Koordinator Solidaritas Benteng Bersatu Fajar Yoga mendesak kepolisian untuk mengusut tuntas kasus pengeroyokan tersebut dalam waktu tujuh hari ke depan. Jika tidak, maka teman-teman korban yang merupakan anggota Satgas PDI Perjuangan akan mencari sendiri para pelakunya sebagai bentuk ketidakmampuan aparat.

"Kami minta kepolisian segera mengusut tuntas kasus ini. Di luar sana masih ada sejumlah pelaku gerombolan preman yang belum ditangkap.
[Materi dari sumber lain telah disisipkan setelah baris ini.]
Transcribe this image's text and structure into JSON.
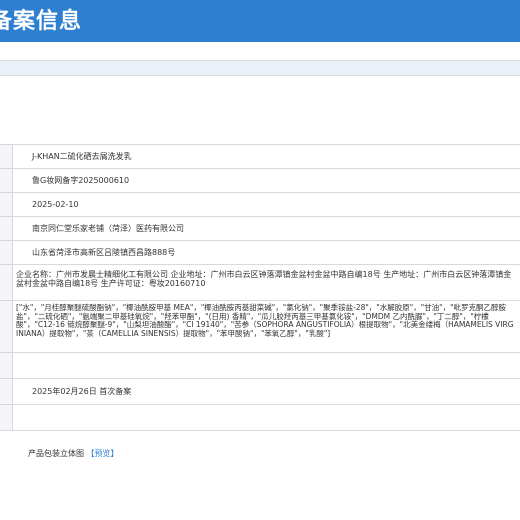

Kami polisi yakin bisa menangkap karena mereka aparat yang terlatih," kata Fajar di sela kegiatan aksi di depan Boshe VVIP Club, Jumat (1/10/2021).

BACA JUGA: Terkejut Didatangi Ganjar, Crew Radio Kenambai Umbai: Tidak Menyangka

Dalam aksi tersebut, ratusan Satgas PDI Perjuangan dan organisasi sayap partai memadati sekitar tempat hiburan malam yang berada di Jalan Magelang Jombor, Kalurahan Sinduadi, Mlati. Selain digelar orasi, keluarga korban juga mendatangi lokasi. Mereka melakukan kegiatan tabur bunga di tempat kejadian perkara.
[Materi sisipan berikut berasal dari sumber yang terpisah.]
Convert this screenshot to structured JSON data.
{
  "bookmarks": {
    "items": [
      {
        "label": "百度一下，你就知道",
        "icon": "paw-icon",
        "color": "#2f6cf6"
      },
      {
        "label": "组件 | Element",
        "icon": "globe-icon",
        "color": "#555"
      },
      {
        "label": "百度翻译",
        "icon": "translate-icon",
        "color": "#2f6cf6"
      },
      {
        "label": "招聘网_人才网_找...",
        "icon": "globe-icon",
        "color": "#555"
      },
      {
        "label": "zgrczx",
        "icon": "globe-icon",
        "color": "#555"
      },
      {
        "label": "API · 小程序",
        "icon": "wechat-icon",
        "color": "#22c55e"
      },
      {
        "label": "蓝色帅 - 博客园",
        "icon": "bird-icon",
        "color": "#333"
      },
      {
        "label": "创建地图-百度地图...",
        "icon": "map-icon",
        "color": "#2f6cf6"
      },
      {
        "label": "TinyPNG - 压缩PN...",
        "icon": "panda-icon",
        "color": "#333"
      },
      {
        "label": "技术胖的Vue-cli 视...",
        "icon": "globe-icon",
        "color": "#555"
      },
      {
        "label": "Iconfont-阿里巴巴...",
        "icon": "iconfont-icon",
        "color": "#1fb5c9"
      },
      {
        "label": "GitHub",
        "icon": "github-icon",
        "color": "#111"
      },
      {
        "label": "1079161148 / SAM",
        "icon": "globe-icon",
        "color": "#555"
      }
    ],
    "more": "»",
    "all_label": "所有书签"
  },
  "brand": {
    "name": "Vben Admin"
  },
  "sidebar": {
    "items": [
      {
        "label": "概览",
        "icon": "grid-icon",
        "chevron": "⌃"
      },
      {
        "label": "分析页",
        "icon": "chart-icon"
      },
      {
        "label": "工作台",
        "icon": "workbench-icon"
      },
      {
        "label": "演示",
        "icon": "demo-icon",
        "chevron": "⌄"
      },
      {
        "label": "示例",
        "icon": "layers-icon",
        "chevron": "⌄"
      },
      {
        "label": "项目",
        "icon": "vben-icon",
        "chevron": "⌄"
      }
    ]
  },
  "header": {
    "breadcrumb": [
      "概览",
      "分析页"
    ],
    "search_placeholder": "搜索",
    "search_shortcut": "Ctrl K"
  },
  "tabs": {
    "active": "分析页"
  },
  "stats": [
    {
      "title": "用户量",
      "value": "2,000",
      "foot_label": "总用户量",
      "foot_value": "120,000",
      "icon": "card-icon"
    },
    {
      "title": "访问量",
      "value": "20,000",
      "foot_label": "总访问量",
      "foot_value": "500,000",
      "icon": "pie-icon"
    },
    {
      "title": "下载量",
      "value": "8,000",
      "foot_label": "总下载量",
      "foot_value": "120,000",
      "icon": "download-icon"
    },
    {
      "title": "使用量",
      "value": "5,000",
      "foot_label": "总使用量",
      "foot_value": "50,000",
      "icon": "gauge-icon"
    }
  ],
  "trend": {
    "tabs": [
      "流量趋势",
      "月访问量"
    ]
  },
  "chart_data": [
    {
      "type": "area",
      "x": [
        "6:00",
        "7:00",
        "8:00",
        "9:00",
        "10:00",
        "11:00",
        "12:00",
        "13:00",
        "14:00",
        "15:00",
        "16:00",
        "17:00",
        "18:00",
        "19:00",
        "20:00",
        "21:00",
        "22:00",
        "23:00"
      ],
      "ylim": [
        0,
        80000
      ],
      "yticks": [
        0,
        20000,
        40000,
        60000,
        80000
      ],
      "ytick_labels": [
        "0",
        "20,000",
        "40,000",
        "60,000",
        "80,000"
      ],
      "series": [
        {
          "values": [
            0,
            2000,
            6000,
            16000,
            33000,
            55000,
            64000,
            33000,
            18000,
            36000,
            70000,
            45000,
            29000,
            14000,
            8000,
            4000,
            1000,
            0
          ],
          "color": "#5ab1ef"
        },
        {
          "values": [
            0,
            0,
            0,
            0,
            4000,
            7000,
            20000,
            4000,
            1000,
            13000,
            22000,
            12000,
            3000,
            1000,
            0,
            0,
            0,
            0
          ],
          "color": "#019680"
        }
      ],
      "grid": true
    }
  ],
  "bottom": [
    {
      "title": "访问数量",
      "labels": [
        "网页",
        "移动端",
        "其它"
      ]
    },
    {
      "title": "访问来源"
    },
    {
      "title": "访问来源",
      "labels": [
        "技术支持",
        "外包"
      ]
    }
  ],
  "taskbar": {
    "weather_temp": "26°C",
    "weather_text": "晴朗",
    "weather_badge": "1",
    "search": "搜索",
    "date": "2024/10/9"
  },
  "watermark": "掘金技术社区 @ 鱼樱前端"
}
Massa aksi Solidaritas Benteng Bersatu, kata Fajar, akan mengawal sampai tuntas kasus hukum tersebut. Oleh karenanya, ia mendesak agar kasus tersebut harus berjalan sesuai koridor hukum dan transparan. Ia juga meminta pelaku segera menyerahkan diri secepatnya. 

Ketua DPC PDIP Sleman Koeswanto mengatakan aksi tersebut wajar dilakukan teman-teman korban. Itu bentuk solidaritas dalam satu organisasi. Apalagi, masih ada sejumlah pelaku yang belum ditangkap sehingga mendesak kepolisian menuntaskan kasus tersebut.
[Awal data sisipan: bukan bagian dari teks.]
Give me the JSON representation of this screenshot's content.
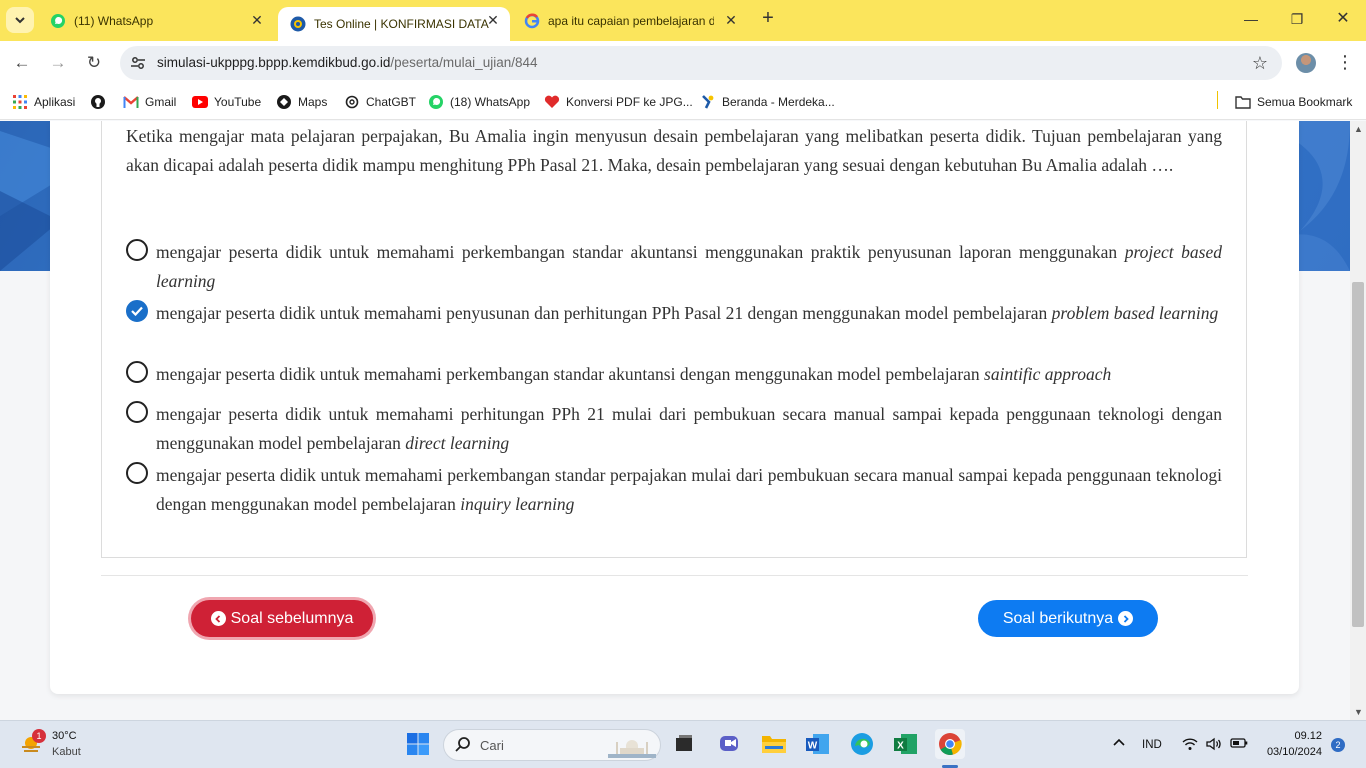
{
  "browser": {
    "tabs": [
      {
        "title": "(11) WhatsApp",
        "icon": "whatsapp-icon",
        "active": false
      },
      {
        "title": "Tes Online | KONFIRMASI DATA",
        "icon": "kemdikbud-icon",
        "active": true
      },
      {
        "title": "apa itu capaian pembelajaran d",
        "icon": "google-icon",
        "active": false
      }
    ],
    "new_tab_label": "+",
    "url_domain": "simulasi-ukpppg.bppp.kemdikbud.go.id",
    "url_path": "/peserta/mulai_ujian/844"
  },
  "bookmarks": {
    "items": [
      {
        "label": "Aplikasi",
        "icon": "apps-grid-icon"
      },
      {
        "label": "",
        "icon": "github-icon"
      },
      {
        "label": "Gmail",
        "icon": "gmail-icon"
      },
      {
        "label": "YouTube",
        "icon": "youtube-icon"
      },
      {
        "label": "Maps",
        "icon": "maps-icon"
      },
      {
        "label": "ChatGBT",
        "icon": "chatgpt-icon"
      },
      {
        "label": "(18) WhatsApp",
        "icon": "whatsapp-icon"
      },
      {
        "label": "Konversi PDF ke JPG...",
        "icon": "heart-icon"
      },
      {
        "label": "Beranda - Merdeka...",
        "icon": "merdeka-icon"
      }
    ],
    "all_bookmarks_label": "Semua Bookmark"
  },
  "exam": {
    "question": "Ketika mengajar mata pelajaran perpajakan, Bu Amalia ingin menyusun desain pembelajaran yang melibatkan peserta didik. Tujuan pembelajaran yang akan dicapai adalah peserta didik mampu menghitung PPh Pasal 21. Maka, desain pembelajaran yang sesuai dengan kebutuhan Bu Amalia adalah ….",
    "options": [
      {
        "text": "mengajar peserta didik untuk memahami perkembangan standar akuntansi menggunakan praktik penyusunan laporan menggunakan ",
        "italic": "project based learning",
        "checked": false
      },
      {
        "text": "mengajar peserta didik untuk memahami penyusunan dan perhitungan PPh Pasal 21 dengan menggunakan model pembelajaran ",
        "italic": "problem based learning",
        "checked": true
      },
      {
        "text": "mengajar peserta didik untuk memahami perkembangan standar akuntansi dengan menggunakan model pembelajaran ",
        "italic": "saintific approach",
        "checked": false
      },
      {
        "text": "mengajar peserta didik untuk memahami perhitungan PPh 21 mulai dari pembukuan secara manual sampai kepada penggunaan teknologi dengan menggunakan model pembelajaran ",
        "italic": "direct learning",
        "checked": false
      },
      {
        "text": "mengajar peserta didik untuk memahami perkembangan standar perpajakan mulai dari pembukuan secara manual sampai kepada penggunaan teknologi dengan menggunakan model pembelajaran ",
        "italic": "inquiry learning",
        "checked": false
      }
    ],
    "prev_label": "Soal sebelumnya",
    "next_label": "Soal berikutnya"
  },
  "taskbar": {
    "weather_temp": "30°C",
    "weather_desc": "Kabut",
    "weather_badge": "1",
    "search_placeholder": "Cari",
    "language": "IND",
    "time": "09.12",
    "date": "03/10/2024",
    "notification_count": "2"
  },
  "colors": {
    "tabstrip": "#fbe55c",
    "banner": "#2f6dc2",
    "prev_button": "#cf2136",
    "next_button": "#0d7bf2",
    "radio_checked": "#1a6fc9"
  }
}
"Saat kejadian (pengeroyokan) saya di Jakarta, saya diberitahu dan langsung saya sampaikan ke Sekjen PDIP. Saya diinstruksikan untuk mengusut dan menyelesaikan kasus ini sesuai koridor hukum," katanya.  

Dia merasa sakit hati karena yang meninggal merupakan anggota Satgas Cakra Buana yang juga dikomandaninya. Dia berharap agar kepolisian mengusut tuntas kasus tersebut. "Sore ini saya akan bertemu dengan Kapolres Sleman untuk berkoordinasi menyampaikan aspirasi yang diinginkan teman-teman korban," katanya. 

Diberitakan sebelumnya, Supriyanto meninggal dunia setelah dikeroyok di sekitar area tempat hiburan malam Boshe VVIP Club, Jalan Magelang, Jombor, Sinduadi, Mlati, pada Selasa (28/9/2021). Pengeroyokan itu terjadi sekitar pukul 01.30 WIB dini hari. Korban sempat dirawat di rumah sakit sebelum mengembuskan napas di hari yang sama.

Kapolres Sleman AKBP Wachyu Tri Budi Sulistyono mengatakan penyebab pengeroyokan tersebut akibat selisih paham antara korban dan para pelaku. Tiga orang terduga pelaku juga sudah menyerahkan diri dan saat ini kasusnya pun terus didalami.

Wachyu memastikan antara korban dan pelaku tidak saling mengenal dan peristiwa itu tidak ada hubungannya dengan organisasi atau partai tertentu. "Hanya masalah pribadi saja, tidak ada dalam rangka organisasi, institusi, partai dan sebagainya. Jadi mohon tidak usah dikait-kaitkan itu, karena sudah kesepakatan semua pihak," katanya.